Scikit-learn also provides precision_recall_curve() API to visualize the fluctuation of precision and recall at different threshold value. Inside the parameter, we will pass the probability of positive classification (1) for each label.
Input
# precision_recall_curve()
from sklearn.metrics import precision_recall_curve
# extract probability when label value equals 1
pred_proba_class1 = lr_clf.predict_proba(X_test)[:,1]
precisions, recalls, thresholds = precision_recall_curve(y_test, pred_proba_class1)
print('Threshold Array Shape ', thresholds.shape)
thr_index = np.arange(0, thresholds.shape[0], 15)
print('10 Indice of Thresholds : ', thr_index)
print('Values of Thresholds : ', np.round(thresholds[thr_index], 2))
print('Precision for Sample Threshold : ', np.round(precisions[thr_index], 3))

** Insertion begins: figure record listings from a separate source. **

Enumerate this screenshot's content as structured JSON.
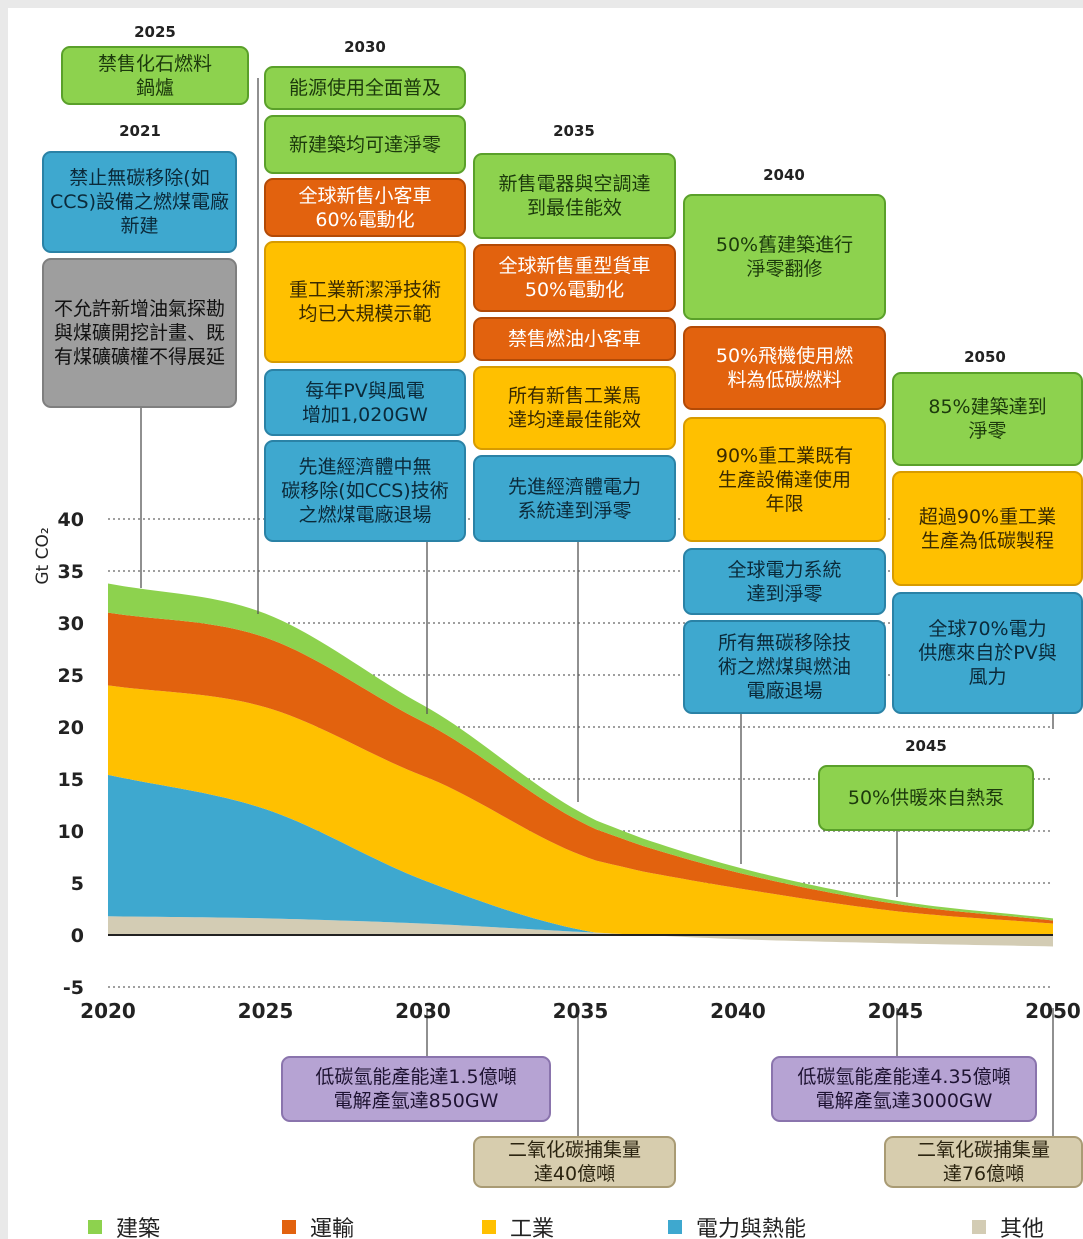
{
  "chart_data": {
    "type": "area",
    "x": [
      2020,
      2025,
      2030,
      2035,
      2040,
      2045,
      2050
    ],
    "xlim": [
      2020,
      2050
    ],
    "ylim": [
      -5,
      40
    ],
    "yticks": [
      40,
      35,
      30,
      25,
      20,
      15,
      10,
      5,
      0,
      -5
    ],
    "ylabel": "Gt CO₂",
    "series": [
      {
        "name": "其他",
        "color": "#d3ccb4",
        "values": [
          1.8,
          1.6,
          1.1,
          0.3,
          -0.4,
          -0.8,
          -1.1
        ]
      },
      {
        "name": "電力與熱能",
        "color": "#3ea8cf",
        "values": [
          13.6,
          10.5,
          4.2,
          0.2,
          -0.5,
          -0.3,
          -0.2
        ]
      },
      {
        "name": "工業",
        "color": "#ffc000",
        "values": [
          8.6,
          9.8,
          10.0,
          7.2,
          4.5,
          2.3,
          1.1
        ]
      },
      {
        "name": "運輸",
        "color": "#e2620e",
        "values": [
          7.0,
          6.7,
          5.2,
          3.2,
          1.5,
          0.7,
          0.3
        ]
      },
      {
        "name": "建築",
        "color": "#8dd24e",
        "values": [
          2.8,
          2.3,
          1.6,
          0.9,
          0.5,
          0.3,
          0.2
        ]
      }
    ],
    "legend": "bottom"
  },
  "years": {
    "y2021": "2021",
    "y2025": "2025",
    "y2030": "2030",
    "y2035": "2035",
    "y2040": "2040",
    "y2045": "2045",
    "y2050": "2050"
  },
  "milestones": {
    "m2025_1": "禁售化石燃料\n鍋爐",
    "m2021_1": "禁止無碳移除(如CCS)設備之燃煤電廠新建",
    "m2021_2": "不允許新增油氣探勘與煤礦開挖計畫、既有煤礦礦權不得展延",
    "m2030_1": "能源使用全面普及",
    "m2030_2": "新建築均可達淨零",
    "m2030_3": "全球新售小客車\n60%電動化",
    "m2030_4": "重工業新潔淨技術\n均已大規模示範",
    "m2030_5": "每年PV與風電\n增加1,020GW",
    "m2030_6": "先進經濟體中無\n碳移除(如CCS)技術\n之燃煤電廠退場",
    "m2035_1": "新售電器與空調達\n到最佳能效",
    "m2035_2": "全球新售重型貨車\n50%電動化",
    "m2035_3": "禁售燃油小客車",
    "m2035_4": "所有新售工業馬\n達均達最佳能效",
    "m2035_5": "先進經濟體電力\n系統達到淨零",
    "m2040_1": "50%舊建築進行\n淨零翻修",
    "m2040_2": "50%飛機使用燃\n料為低碳燃料",
    "m2040_3": "90%重工業既有\n生產設備達使用\n年限",
    "m2040_4": "全球電力系統\n達到淨零",
    "m2040_5": "所有無碳移除技\n術之燃煤與燃油\n電廠退場",
    "m2050_1": "85%建築達到\n淨零",
    "m2050_2": "超過90%重工業\n生產為低碳製程",
    "m2050_3": "全球70%電力\n供應來自於PV與\n風力",
    "m2045_1": "50%供暖來自熱泵",
    "b2030_1": "低碳氫能產能達1.5億噸\n電解產氫達850GW",
    "b2035_1": "二氧化碳捕集量\n達40億噸",
    "b2045_1": "低碳氫能產能達4.35億噸\n電解產氫達3000GW",
    "b2050_1": "二氧化碳捕集量\n達76億噸"
  },
  "legend": {
    "building": "建築",
    "transport": "運輸",
    "industry": "工業",
    "power": "電力與熱能",
    "other": "其他"
  }
}
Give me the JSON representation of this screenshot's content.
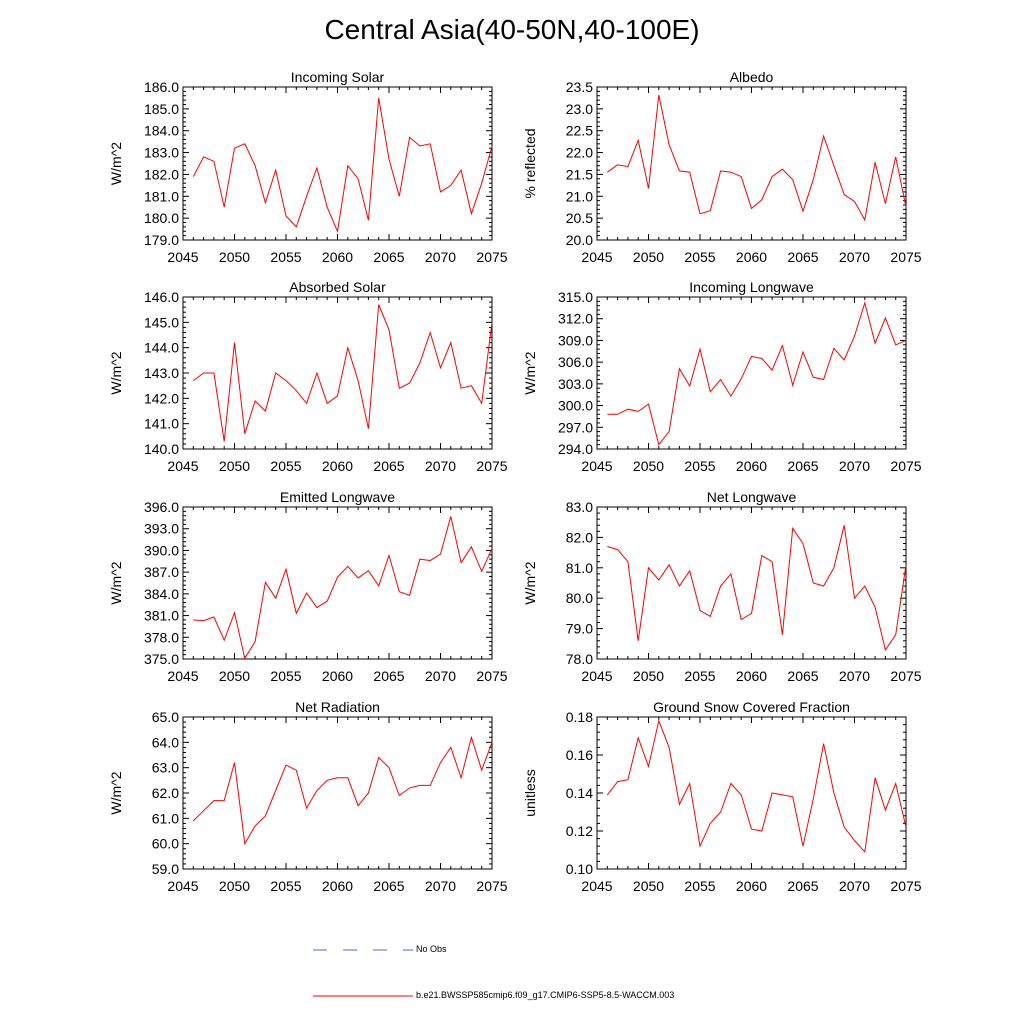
{
  "title": "Central Asia(40-50N,40-100E)",
  "legend": {
    "no_obs_label": "No Obs",
    "no_obs_color": "#4b6fc9",
    "model_label": "b.e21.BWSSP585cmip6.f09_g17.CMIP6-SSP5-8.5-WACCM.003",
    "model_color": "#ff0000"
  },
  "chart_data": [
    {
      "type": "line",
      "title": "Incoming Solar",
      "ylabel": "W/m^2",
      "xlabel": "",
      "xlim": [
        2045,
        2075
      ],
      "ylim": [
        179.0,
        186.0
      ],
      "grid": false,
      "xticks": [
        2045,
        2050,
        2055,
        2060,
        2065,
        2070,
        2075
      ],
      "yticks": [
        "179.0",
        "180.0",
        "181.0",
        "182.0",
        "183.0",
        "184.0",
        "185.0",
        "186.0"
      ],
      "series": [
        {
          "name": "b.e21.BWSSP585cmip6.f09_g17.CMIP6-SSP5-8.5-WACCM.003",
          "x": [
            2046,
            2047,
            2048,
            2049,
            2050,
            2051,
            2052,
            2053,
            2054,
            2055,
            2056,
            2057,
            2058,
            2059,
            2060,
            2061,
            2062,
            2063,
            2064,
            2065,
            2066,
            2067,
            2068,
            2069,
            2070,
            2071,
            2072,
            2073,
            2074,
            2075
          ],
          "values": [
            181.9,
            182.8,
            182.6,
            180.5,
            183.2,
            183.4,
            182.4,
            180.7,
            182.2,
            180.1,
            179.6,
            181.0,
            182.3,
            180.5,
            179.4,
            182.4,
            181.8,
            179.9,
            185.5,
            182.7,
            181.0,
            183.7,
            183.3,
            183.4,
            181.2,
            181.5,
            182.2,
            180.2,
            181.6,
            183.3
          ]
        }
      ]
    },
    {
      "type": "line",
      "title": "Albedo",
      "ylabel": "% reflected",
      "xlabel": "",
      "xlim": [
        2045,
        2075
      ],
      "ylim": [
        20.0,
        23.5
      ],
      "grid": false,
      "xticks": [
        2045,
        2050,
        2055,
        2060,
        2065,
        2070,
        2075
      ],
      "yticks": [
        "20.0",
        "20.5",
        "21.0",
        "21.5",
        "22.0",
        "22.5",
        "23.0",
        "23.5"
      ],
      "series": [
        {
          "name": "b.e21.BWSSP585cmip6.f09_g17.CMIP6-SSP5-8.5-WACCM.003",
          "x": [
            2046,
            2047,
            2048,
            2049,
            2050,
            2051,
            2052,
            2053,
            2054,
            2055,
            2056,
            2057,
            2058,
            2059,
            2060,
            2061,
            2062,
            2063,
            2064,
            2065,
            2066,
            2067,
            2068,
            2069,
            2070,
            2071,
            2072,
            2073,
            2074,
            2075
          ],
          "values": [
            21.55,
            21.72,
            21.68,
            22.28,
            21.18,
            23.32,
            22.18,
            21.58,
            21.55,
            20.6,
            20.67,
            21.58,
            21.55,
            21.45,
            20.72,
            20.92,
            21.45,
            21.62,
            21.38,
            20.66,
            21.38,
            22.38,
            21.7,
            21.04,
            20.88,
            20.46,
            21.78,
            20.83,
            21.9,
            20.75
          ]
        }
      ]
    },
    {
      "type": "line",
      "title": "Absorbed Solar",
      "ylabel": "W/m^2",
      "xlabel": "",
      "xlim": [
        2045,
        2075
      ],
      "ylim": [
        140.0,
        146.0
      ],
      "grid": false,
      "xticks": [
        2045,
        2050,
        2055,
        2060,
        2065,
        2070,
        2075
      ],
      "yticks": [
        "140.0",
        "141.0",
        "142.0",
        "143.0",
        "144.0",
        "145.0",
        "146.0"
      ],
      "series": [
        {
          "name": "b.e21.BWSSP585cmip6.f09_g17.CMIP6-SSP5-8.5-WACCM.003",
          "x": [
            2046,
            2047,
            2048,
            2049,
            2050,
            2051,
            2052,
            2053,
            2054,
            2055,
            2056,
            2057,
            2058,
            2059,
            2060,
            2061,
            2062,
            2063,
            2064,
            2065,
            2066,
            2067,
            2068,
            2069,
            2070,
            2071,
            2072,
            2073,
            2074,
            2075
          ],
          "values": [
            142.7,
            143.0,
            143.0,
            140.3,
            144.2,
            140.6,
            141.9,
            141.5,
            143.0,
            142.7,
            142.3,
            141.8,
            143.0,
            141.8,
            142.1,
            144.0,
            142.7,
            140.8,
            145.7,
            144.7,
            142.4,
            142.6,
            143.4,
            144.6,
            143.2,
            144.2,
            142.4,
            142.5,
            141.8,
            145.0
          ]
        }
      ]
    },
    {
      "type": "line",
      "title": "Incoming Longwave",
      "ylabel": "W/m^2",
      "xlabel": "",
      "xlim": [
        2045,
        2075
      ],
      "ylim": [
        294.0,
        315.0
      ],
      "grid": false,
      "xticks": [
        2045,
        2050,
        2055,
        2060,
        2065,
        2070,
        2075
      ],
      "yticks": [
        "294.0",
        "297.0",
        "300.0",
        "303.0",
        "306.0",
        "309.0",
        "312.0",
        "315.0"
      ],
      "series": [
        {
          "name": "b.e21.BWSSP585cmip6.f09_g17.CMIP6-SSP5-8.5-WACCM.003",
          "x": [
            2046,
            2047,
            2048,
            2049,
            2050,
            2051,
            2052,
            2053,
            2054,
            2055,
            2056,
            2057,
            2058,
            2059,
            2060,
            2061,
            2062,
            2063,
            2064,
            2065,
            2066,
            2067,
            2068,
            2069,
            2070,
            2071,
            2072,
            2073,
            2074,
            2075
          ],
          "values": [
            298.8,
            298.8,
            299.5,
            299.2,
            300.2,
            294.6,
            296.4,
            305.1,
            302.7,
            307.8,
            301.9,
            303.6,
            301.3,
            303.7,
            306.8,
            306.5,
            304.9,
            308.3,
            302.8,
            307.4,
            303.9,
            303.6,
            307.9,
            306.3,
            309.6,
            314.2,
            308.6,
            312.1,
            308.4,
            309.0
          ]
        }
      ]
    },
    {
      "type": "line",
      "title": "Emitted Longwave",
      "ylabel": "W/m^2",
      "xlabel": "",
      "xlim": [
        2045,
        2075
      ],
      "ylim": [
        375.0,
        396.0
      ],
      "grid": false,
      "xticks": [
        2045,
        2050,
        2055,
        2060,
        2065,
        2070,
        2075
      ],
      "yticks": [
        "375.0",
        "378.0",
        "381.0",
        "384.0",
        "387.0",
        "390.0",
        "393.0",
        "396.0"
      ],
      "series": [
        {
          "name": "b.e21.BWSSP585cmip6.f09_g17.CMIP6-SSP5-8.5-WACCM.003",
          "x": [
            2046,
            2047,
            2048,
            2049,
            2050,
            2051,
            2052,
            2053,
            2054,
            2055,
            2056,
            2057,
            2058,
            2059,
            2060,
            2061,
            2062,
            2063,
            2064,
            2065,
            2066,
            2067,
            2068,
            2069,
            2070,
            2071,
            2072,
            2073,
            2074,
            2075
          ],
          "values": [
            380.4,
            380.3,
            380.8,
            377.6,
            381.4,
            375.1,
            377.4,
            385.6,
            383.4,
            387.4,
            381.3,
            384.1,
            382.1,
            383.0,
            386.3,
            387.8,
            386.2,
            387.2,
            385.1,
            389.3,
            384.3,
            383.8,
            388.8,
            388.6,
            389.5,
            394.7,
            388.3,
            390.5,
            387.1,
            390.3
          ]
        }
      ]
    },
    {
      "type": "line",
      "title": "Net Longwave",
      "ylabel": "W/m^2",
      "xlabel": "",
      "xlim": [
        2045,
        2075
      ],
      "ylim": [
        78.0,
        83.0
      ],
      "grid": false,
      "xticks": [
        2045,
        2050,
        2055,
        2060,
        2065,
        2070,
        2075
      ],
      "yticks": [
        "78.0",
        "79.0",
        "80.0",
        "81.0",
        "82.0",
        "83.0"
      ],
      "series": [
        {
          "name": "b.e21.BWSSP585cmip6.f09_g17.CMIP6-SSP5-8.5-WACCM.003",
          "x": [
            2046,
            2047,
            2048,
            2049,
            2050,
            2051,
            2052,
            2053,
            2054,
            2055,
            2056,
            2057,
            2058,
            2059,
            2060,
            2061,
            2062,
            2063,
            2064,
            2065,
            2066,
            2067,
            2068,
            2069,
            2070,
            2071,
            2072,
            2073,
            2074,
            2075
          ],
          "values": [
            81.7,
            81.6,
            81.2,
            78.6,
            81.0,
            80.6,
            81.1,
            80.4,
            80.9,
            79.6,
            79.4,
            80.4,
            80.8,
            79.3,
            79.5,
            81.4,
            81.2,
            78.8,
            82.3,
            81.8,
            80.5,
            80.4,
            81.0,
            82.4,
            80.0,
            80.4,
            79.7,
            78.3,
            78.8,
            81.1
          ]
        }
      ]
    },
    {
      "type": "line",
      "title": "Net Radiation",
      "ylabel": "W/m^2",
      "xlabel": "",
      "xlim": [
        2045,
        2075
      ],
      "ylim": [
        59.0,
        65.0
      ],
      "grid": false,
      "xticks": [
        2045,
        2050,
        2055,
        2060,
        2065,
        2070,
        2075
      ],
      "yticks": [
        "59.0",
        "60.0",
        "61.0",
        "62.0",
        "63.0",
        "64.0",
        "65.0"
      ],
      "series": [
        {
          "name": "b.e21.BWSSP585cmip6.f09_g17.CMIP6-SSP5-8.5-WACCM.003",
          "x": [
            2046,
            2047,
            2048,
            2049,
            2050,
            2051,
            2052,
            2053,
            2054,
            2055,
            2056,
            2057,
            2058,
            2059,
            2060,
            2061,
            2062,
            2063,
            2064,
            2065,
            2066,
            2067,
            2068,
            2069,
            2070,
            2071,
            2072,
            2073,
            2074,
            2075
          ],
          "values": [
            60.9,
            61.3,
            61.7,
            61.7,
            63.2,
            60.0,
            60.7,
            61.1,
            62.1,
            63.1,
            62.9,
            61.4,
            62.1,
            62.5,
            62.6,
            62.6,
            61.5,
            62.0,
            63.4,
            63.0,
            61.9,
            62.2,
            62.3,
            62.3,
            63.2,
            63.8,
            62.6,
            64.2,
            62.9,
            64.0
          ]
        }
      ]
    },
    {
      "type": "line",
      "title": "Ground Snow Covered Fraction",
      "ylabel": "unitless",
      "xlabel": "",
      "xlim": [
        2045,
        2075
      ],
      "ylim": [
        0.1,
        0.18
      ],
      "grid": false,
      "xticks": [
        2045,
        2050,
        2055,
        2060,
        2065,
        2070,
        2075
      ],
      "yticks": [
        "0.10",
        "0.12",
        "0.14",
        "0.16",
        "0.18"
      ],
      "series": [
        {
          "name": "b.e21.BWSSP585cmip6.f09_g17.CMIP6-SSP5-8.5-WACCM.003",
          "x": [
            2046,
            2047,
            2048,
            2049,
            2050,
            2051,
            2052,
            2053,
            2054,
            2055,
            2056,
            2057,
            2058,
            2059,
            2060,
            2061,
            2062,
            2063,
            2064,
            2065,
            2066,
            2067,
            2068,
            2069,
            2070,
            2071,
            2072,
            2073,
            2074,
            2075
          ],
          "values": [
            0.139,
            0.146,
            0.147,
            0.169,
            0.154,
            0.178,
            0.164,
            0.134,
            0.145,
            0.112,
            0.124,
            0.13,
            0.145,
            0.139,
            0.121,
            0.12,
            0.14,
            0.139,
            0.138,
            0.112,
            0.137,
            0.166,
            0.14,
            0.122,
            0.115,
            0.109,
            0.148,
            0.131,
            0.145,
            0.122
          ]
        }
      ]
    }
  ]
}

print('Recall for Sample Threshold : ', np.round(recalls[thr_index], 3))
Output
Threshold Array Shape (147,)
10 Indice of Thresholds : [ 0 15 30 45 60 75 90 105 120 135]
Values of Thresholds : [0.12 0.13 0.15 0.17 0.26 0.38 0.49 0.63 0.76 0.9 ]
Precision for Sample Threshold : [0.379 0.424 0.455 0.519 0.618 0.676 0.797 0.93 0.964 1. ]
Recall for Sample Threshold : [1. 0.967 0.902 0.902 0.902 0.82 0.77 0.656 0.443 0.213]
Input
# visualize precision_recall_curve()
import matplotlib.pyplot as plt
import matplotlib.ticker as ticker
%matplotlib inline
def precision_recall_curve_plot(y_test, pred_proba_c1):
precisions, recalls, thresholds = precision_recall_curve(y_test, pred_proba_c1)
plt.figure(figsize=(6,10))
threshold_boundary = thresholds.shape[0]
# plot precision
plt.plot(thresholds, precisions[0:threshold_boundary], linestyle='--', label='precision')
# plot recall
plt.plot(thresholds, recalls[0:threshold_boundary], label='recalls')
start, end = plt.xlim()
plt.xticks(np.round(np.arange(start, end, 0.1), 2))
plt.xlabel('Threshold Value'); plt.ylabel('Precision and Recall Value')
plt.legend(); plt.grid()
plt.show()
precision_recall_curve_plot(y_test, lr_clf.predict_proba(X_test)[:,1])
Output
As we have seen in graph, precision and recall change as the value of threshold is adjusted. Such adjustment must be performed to an extent where two metrics values are balanced.
How to Make Precision 100%
Predict positive for certain cases and otherwise negative. For example, out of 1000 patients, simply predict 1 patient with certain symptoms of cancer as positive and negative for remaining 999 patients. Precision-score will be 100% (1/ (1 + 0)).
How to Make Recall 100%
Predict positive for entire cases. Since sum of false negative equals 0 in such case, recall-score will equal 100%.